Why is it that with really bad news that I am always really caught off guard? I just found it so silly when my dad called me this morning and just said he was on his way to come and visit. Yesterday Mom said he would call and just see if I was still up for it. But I was eager for him to come, even though I really wanted them both to be here. I was hoping to set up a time for them both to come as I have been feeling a little frustrated that Mom seems to be working so much lately. But now I know.
When Dad first told me about it, I was in shock. Breast cancer was the farthest thing from my mind, especially given all of her other health problems. My first thought was, "Please, God, don't let my mom die."
Dad says it is very treatable and that the doctors consider it to be more like living with a chronic illness. They said it is important to remain positive. I just don't know how to do that right now. I dread my mom having to undergo possible surgery, chemo and radiation. I don't want her to suffer or to be in pain and it is inevitable.
It's not fair. Mom is supposed to do her clinicals this year to get her LPN degree. That looks like it is going to be completely off the table, whether Mom wants to accept that right now or not. She and Dad have seemed to have a stronger and healthier relationship than they have in years. This is going to add a lot of stress on them and their relationship. It makes me feel so very sad and scared. I don't know what to do to help. I don't want my mom to die. I want to be stubborn and not think that that will happen. But I also don't want to see her loose a breast or her hair. She shouldn't have to go through that. And it sucks because it may have been prompted to come about faster because of the Embrel--a drug that had brought her so much relief from her psoriasis. I don't want that to get all out of control now either. It just really, really sucks.

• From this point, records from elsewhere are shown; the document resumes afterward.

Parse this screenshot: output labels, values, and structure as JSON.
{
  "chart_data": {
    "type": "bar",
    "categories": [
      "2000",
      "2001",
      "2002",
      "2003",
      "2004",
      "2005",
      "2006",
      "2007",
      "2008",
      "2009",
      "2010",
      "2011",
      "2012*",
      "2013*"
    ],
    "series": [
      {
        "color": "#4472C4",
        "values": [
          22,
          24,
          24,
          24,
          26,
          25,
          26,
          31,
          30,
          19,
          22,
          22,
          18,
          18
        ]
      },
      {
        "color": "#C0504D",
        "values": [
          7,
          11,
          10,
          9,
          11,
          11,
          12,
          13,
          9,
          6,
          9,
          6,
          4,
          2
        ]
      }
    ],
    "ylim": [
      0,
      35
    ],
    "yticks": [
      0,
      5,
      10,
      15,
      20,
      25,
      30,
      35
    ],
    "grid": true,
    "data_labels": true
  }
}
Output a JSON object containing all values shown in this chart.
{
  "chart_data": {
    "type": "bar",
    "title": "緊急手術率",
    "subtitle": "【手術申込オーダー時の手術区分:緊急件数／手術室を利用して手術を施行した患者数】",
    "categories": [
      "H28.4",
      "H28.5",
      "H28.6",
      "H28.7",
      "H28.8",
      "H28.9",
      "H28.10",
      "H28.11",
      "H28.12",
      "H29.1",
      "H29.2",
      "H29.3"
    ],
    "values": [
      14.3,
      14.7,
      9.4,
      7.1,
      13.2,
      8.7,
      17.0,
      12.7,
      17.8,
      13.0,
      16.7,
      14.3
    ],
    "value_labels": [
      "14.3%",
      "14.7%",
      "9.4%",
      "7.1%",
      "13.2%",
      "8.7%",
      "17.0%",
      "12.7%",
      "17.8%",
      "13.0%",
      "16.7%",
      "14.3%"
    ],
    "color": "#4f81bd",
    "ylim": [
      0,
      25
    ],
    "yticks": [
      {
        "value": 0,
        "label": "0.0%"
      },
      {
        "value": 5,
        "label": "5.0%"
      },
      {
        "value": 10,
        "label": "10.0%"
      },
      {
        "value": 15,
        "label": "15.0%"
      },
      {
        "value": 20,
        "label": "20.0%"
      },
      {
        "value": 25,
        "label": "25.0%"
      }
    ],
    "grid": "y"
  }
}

And then there is that selfish part of me--the part that thinks about myself. This is not a good time for me with all that is going on in my life. It is all just another thing that is sucking away my focus on what I need to be doing. I am angry because I want to be there to support my mom, while I am freaked out about how I am going to be able to manage it all.
I wonder what other crappy thing is out there waiting for me with that superstitious everything comes in three's. I found out my ex got remarried, my mom has cancer, and I don't want to stomach what will be next. When and where is that moment of peace? I think that is why I miss last summer so much. And there was another piece of it somewhere around the first of December.